Data + Soul = Story: April 2015

Thursday, April 30, 2015

Critical analysis of a data-driven news story

For this post I will be analyzing a piece of data-driven science journalism by Alister Doyle for Reuters with the headline "China to surpass U.S. as top cause of modern global warming".

The top line for this story is that if you add up all the CO2 emissions for each country from 1990 until now, China has caught up to the US in cumulative emissions and is projected to exceed it by the end of this year or sometime next year. Or as Mr Doyle put it in his article:

"China is poised to overtake the United States as the main cause of man-made global warming since 1990, the benchmark year for U.N.-led action, in a historic shift that may raise pressure on Beijing to act.

China's cumulative greenhouse gas emissions since 1990, when governments were becoming aware of climate change, will outstrip those of the United States in 2015 or 2016, according to separate estimates by experts in Norway and the United States."

I think that both my summation and Mr Doyle's descriptions are a bit wordy and could be aided by the use of a chart or visualization. Mr Doyle uses carbon dioxide emissions data from two independent sources for this story; The Center for International Climate and Environmental Research, Oslo (CICERO) in Norway, and the World Resources Institute (WRI), a US-based think-tank. The main point of the story is supported by just two numbers referenced, 151 and 147 billion tonnes, which correspond to the cumulative CO2 emissions between 1990-2016 for China and the US respectively. I think that using a bar chart (similar to the one I made in a previous post on CO2 emissions) would be a really nice way to break up all the text in the original article and provide some sense of scale for the reader.

I played around a bit with CO2 emissions data I got from The World Bank, since there is no link in the article to the data mentioned, and came up with a pretty simple and straightforward visualization that I think would strengthen the article without distracting from the story told in the text.

The article does an excellent job of contextualizing the carbon emissions data with regards to the consequences of increased CO2 levels and international efforts to control them. It also has a good diversity of relevant and useful quotes from experts on the topic.

"A few years ago China's per capita emissions were low, its historical responsibility was low. That's changing fast," said Glen Peters of CICERO.

The rise of cumulative emissions "obviously does open China up to claims of responsibility from other developing countries," said Daniel Farber, a professor of law at the University of California, Berkeley.

"All countries now have responsibility. It's not just a story about China -- it's a story about the whole world," said Ottmar Edenhofer of the Potsdam Institute for Climate Impact Research and co-chair of a U.N. climate report last year.

"China is acting. It has acknowledged its position as a key polluter," said Saleemel Huq, of the International Institute for Environment and Development in London.

Any fair formula for sharing out that trillion tonnes, or roughly 30 years of emissions at current rates, inevitably has to consider what each country has done in the past, said Myles Allen, a scientist at Oxford University.
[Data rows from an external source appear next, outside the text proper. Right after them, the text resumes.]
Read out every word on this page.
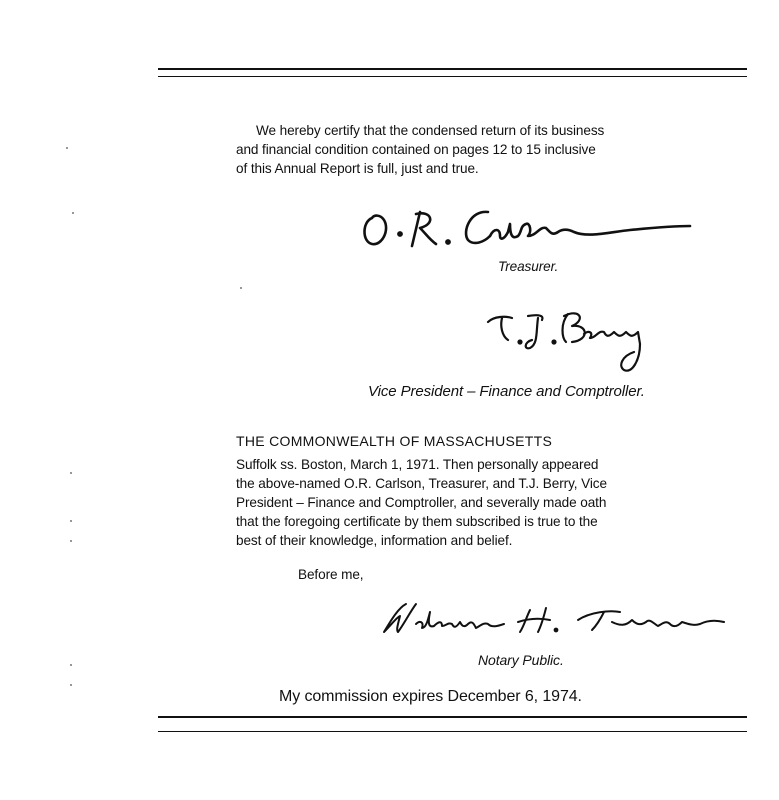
We hereby certify that the condensed return of its business
and financial condition contained on pages 12 to 15 inclusive
of this Annual Report is full, just and true.
Treasurer.
Vice President – Finance and Comptroller.
THE COMMONWEALTH OF MASSACHUSETTS
Suffolk ss. Boston, March 1, 1971. Then personally appeared
the above-named O.R. Carlson, Treasurer, and T.J. Berry, Vice
President – Finance and Comptroller, and severally made oath
that the foregoing certificate by them subscribed is true to the
best of their knowledge, information and belief.
Before me,
Notary Public.
My commission expires December 6, 1974.
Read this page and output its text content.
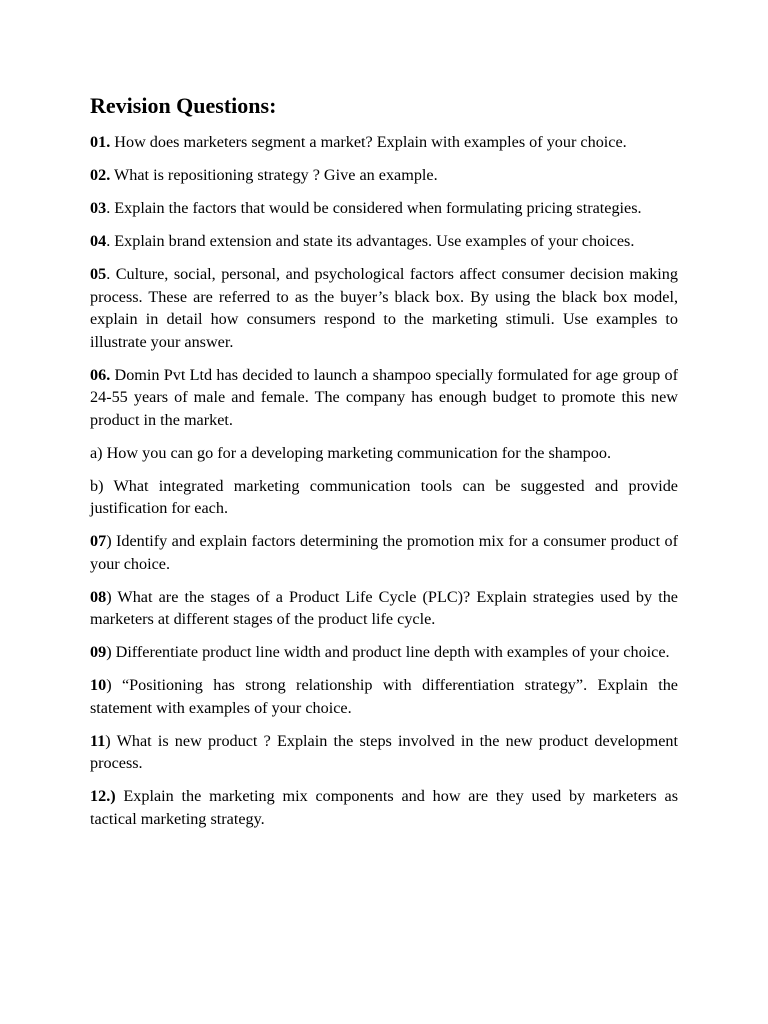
Revision Questions:

01. How does marketers segment a market? Explain with examples of your choice.

02. What is repositioning strategy ? Give an example.

03. Explain the factors that would be considered when formulating pricing strategies.

04. Explain brand extension and state its advantages. Use examples of your choices.

05. Culture, social, personal, and psychological factors affect consumer decision making process. These are referred to as the buyer’s black box. By using the black box model, explain in detail how consumers respond to the marketing stimuli. Use examples to illustrate your answer.

06. Domin Pvt Ltd has decided to launch a shampoo specially formulated for age group of 24-55 years of male and female. The company has enough budget to promote this new product in the market.

a) How you can go for a developing marketing communication for the shampoo.

b) What integrated marketing communication tools can be suggested and provide justification for each.

07) Identify and explain factors determining the promotion mix for a consumer product of your choice.

08) What are the stages of a Product Life Cycle (PLC)? Explain strategies used by the marketers at different stages of the product life cycle.

09) Differentiate product line width and product line depth with examples of your choice.

10) “Positioning has strong relationship with differentiation strategy”. Explain the statement with examples of your choice.

11) What is new product ? Explain the steps involved in the new product development process.

12.) Explain the marketing mix components and how are they used by marketers as tactical marketing strategy.
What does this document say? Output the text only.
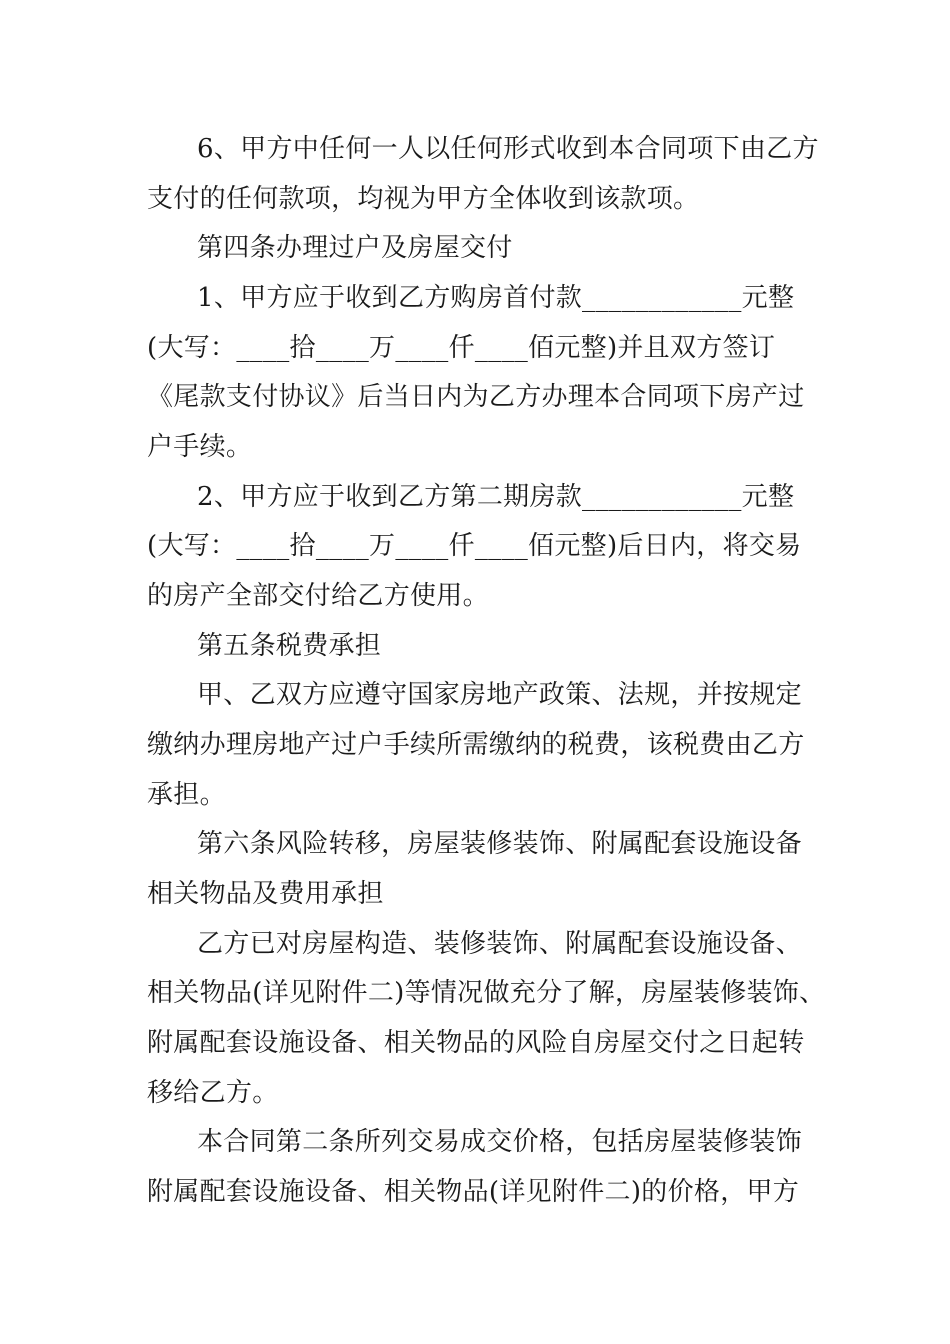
6、甲方中任何一人以任何形式收到本合同项下由乙方
支付的任何款项，均视为甲方全体收到该款项。
第四条办理过户及房屋交付
1、甲方应于收到乙方购房首付款____________元整
(大写：____拾____万____仟____佰元整)并且双方签订
《尾款支付协议》后当日内为乙方办理本合同项下房产过
户手续。
2、甲方应于收到乙方第二期房款____________元整
(大写：____拾____万____仟____佰元整)后日内，将交易
的房产全部交付给乙方使用。
第五条税费承担
甲、乙双方应遵守国家房地产政策、法规，并按规定
缴纳办理房地产过户手续所需缴纳的税费，该税费由乙方
承担。
第六条风险转移，房屋装修装饰、附属配套设施设备
相关物品及费用承担
乙方已对房屋构造、装修装饰、附属配套设施设备、
相关物品(详见附件二)等情况做充分了解，房屋装修装饰、
附属配套设施设备、相关物品的风险自房屋交付之日起转
移给乙方。
本合同第二条所列交易成交价格，包括房屋装修装饰
附属配套设施设备、相关物品(详见附件二)的价格，甲方
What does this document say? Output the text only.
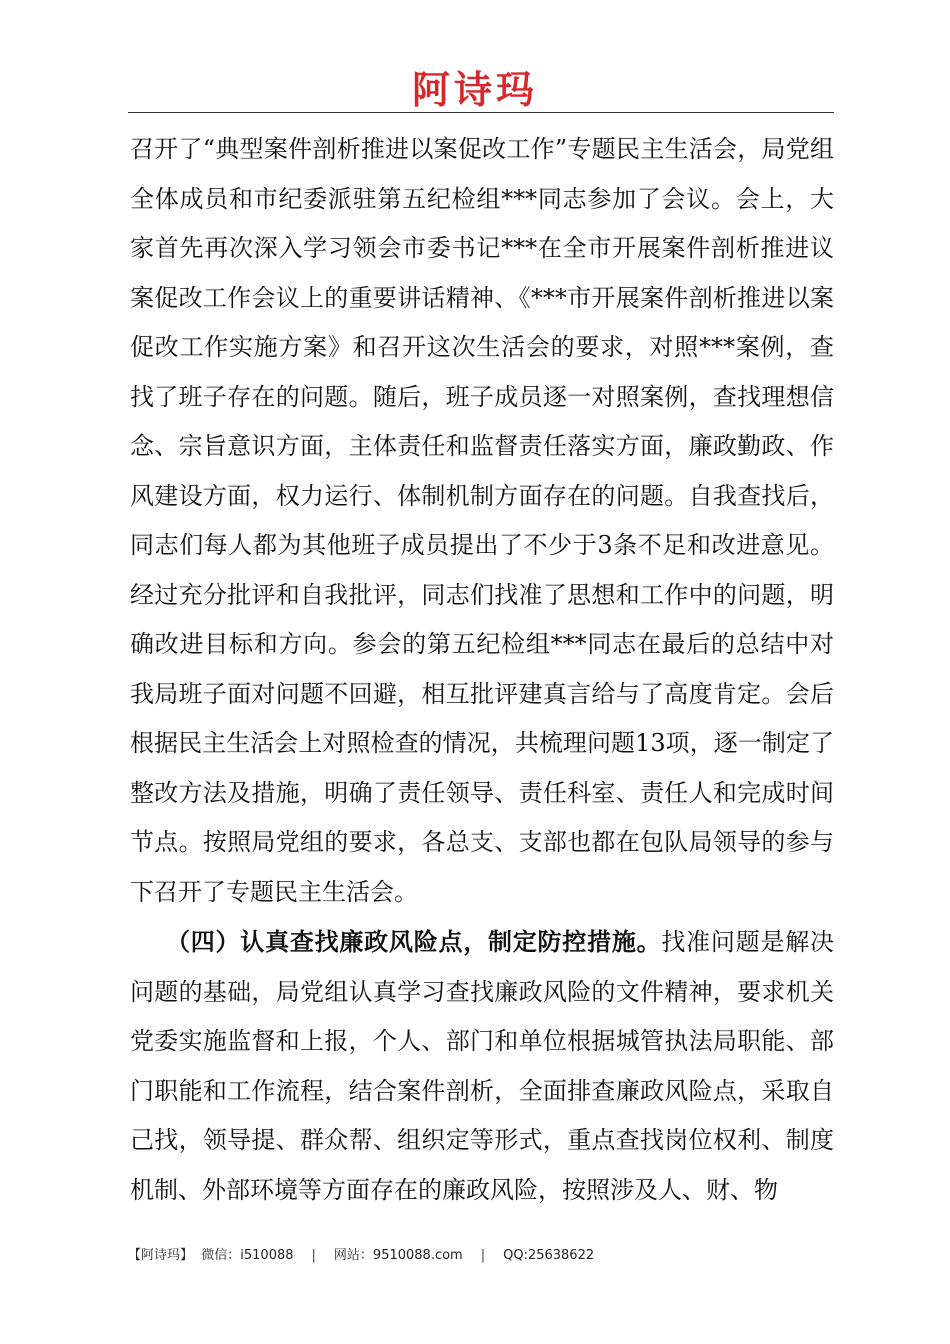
阿诗玛

召开了“典型案件剖析推进以案促改工作”专题民主生活会，局党组全体成员和市纪委派驻第五纪检组***同志参加了会议。会上，大家首先再次深入学习领会市委书记***在全市开展案件剖析推进议案促改工作会议上的重要讲话精神、《***市开展案件剖析推进以案促改工作实施方案》和召开这次生活会的要求，对照***案例，查找了班子存在的问题。随后，班子成员逐一对照案例，查找理想信念、宗旨意识方面，主体责任和监督责任落实方面，廉政勤政、作风建设方面，权力运行、体制机制方面存在的问题。自我查找后，同志们每人都为其他班子成员提出了不少于3条不足和改进意见。经过充分批评和自我批评，同志们找准了思想和工作中的问题，明确改进目标和方向。参会的第五纪检组***同志在最后的总结中对我局班子面对问题不回避，相互批评建真言给与了高度肯定。会后根据民主生活会上对照检查的情况，共梳理问题13项，逐一制定了整改方法及措施，明确了责任领导、责任科室、责任人和完成时间节点。按照局党组的要求，各总支、支部也都在包队局领导的参与下召开了专题民主生活会。

（四）认真查找廉政风险点，制定防控措施。找准问题是解决问题的基础，局党组认真学习查找廉政风险的文件精神，要求机关党委实施监督和上报，个人、部门和单位根据城管执法局职能、部门职能和工作流程，结合案件剖析，全面排查廉政风险点，采取自己找，领导提、群众帮、组织定等形式，重点查找岗位权利、制度机制、外部环境等方面存在的廉政风险，按照涉及人、财、物

【阿诗玛】 微信：i510088 | 网站：9510088.com | QQ:25638622
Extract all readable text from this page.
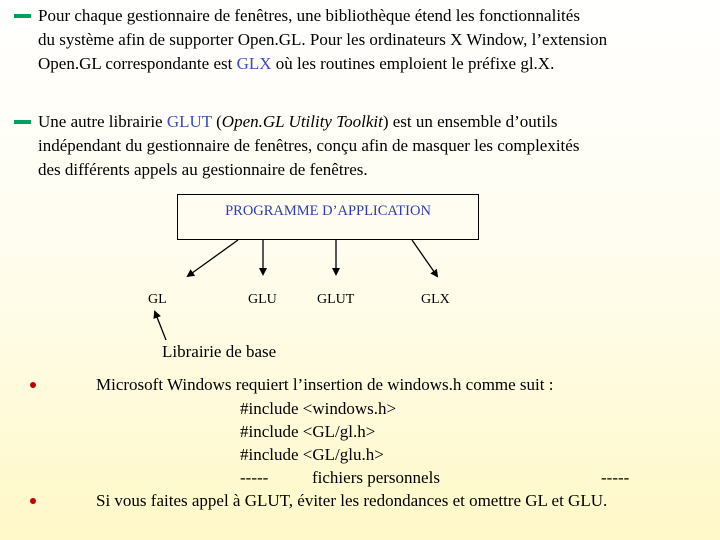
Pour chaque gestionnaire de fenêtres, une bibliothèque étend les fonctionnalités
du système afin de supporter Open.GL. Pour les ordinateurs X Window, l’extension
Open.GL correspondante est GLX où les routines emploient le préfixe gl.X.
Une autre librairie GLUT (Open.GL Utility Toolkit) est un ensemble d’outils
indépendant du gestionnaire de fenêtres, conçu afin de masquer les complexités
des différents appels au gestionnaire de fenêtres.
PROGRAMME D’APPLICATION
GL	GLU	GLUT	GLX
Librairie de base
Microsoft Windows requiert l’insertion de windows.h comme suit :
#include <windows.h>
#include <GL/gl.h>
#include <GL/glu.h>
-----	fichiers personnels	-----
Si vous faites appel à GLUT, éviter les redondances et omettre GL et GLU.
My only criticisms are the lack of a chart or some kind of visualization to really emphasize the numbers and how they relate, and that the data used for the story is not provided, nor linked to anywhere in the article.

Thursday, April 16, 2015

Two of the most useful spreadsheet tricks ever

Before I get going on making some sweet looking data visualizations, there are a couple of data-cleaning steps which make a world of difference. Both can be done relatively quickly (and painlessly) using OpenRefine (also known as Google Refine)"a powerful tool for working with messy data: cleaning it; transforming it from one format into another; extending it with web services; and linking it to databases."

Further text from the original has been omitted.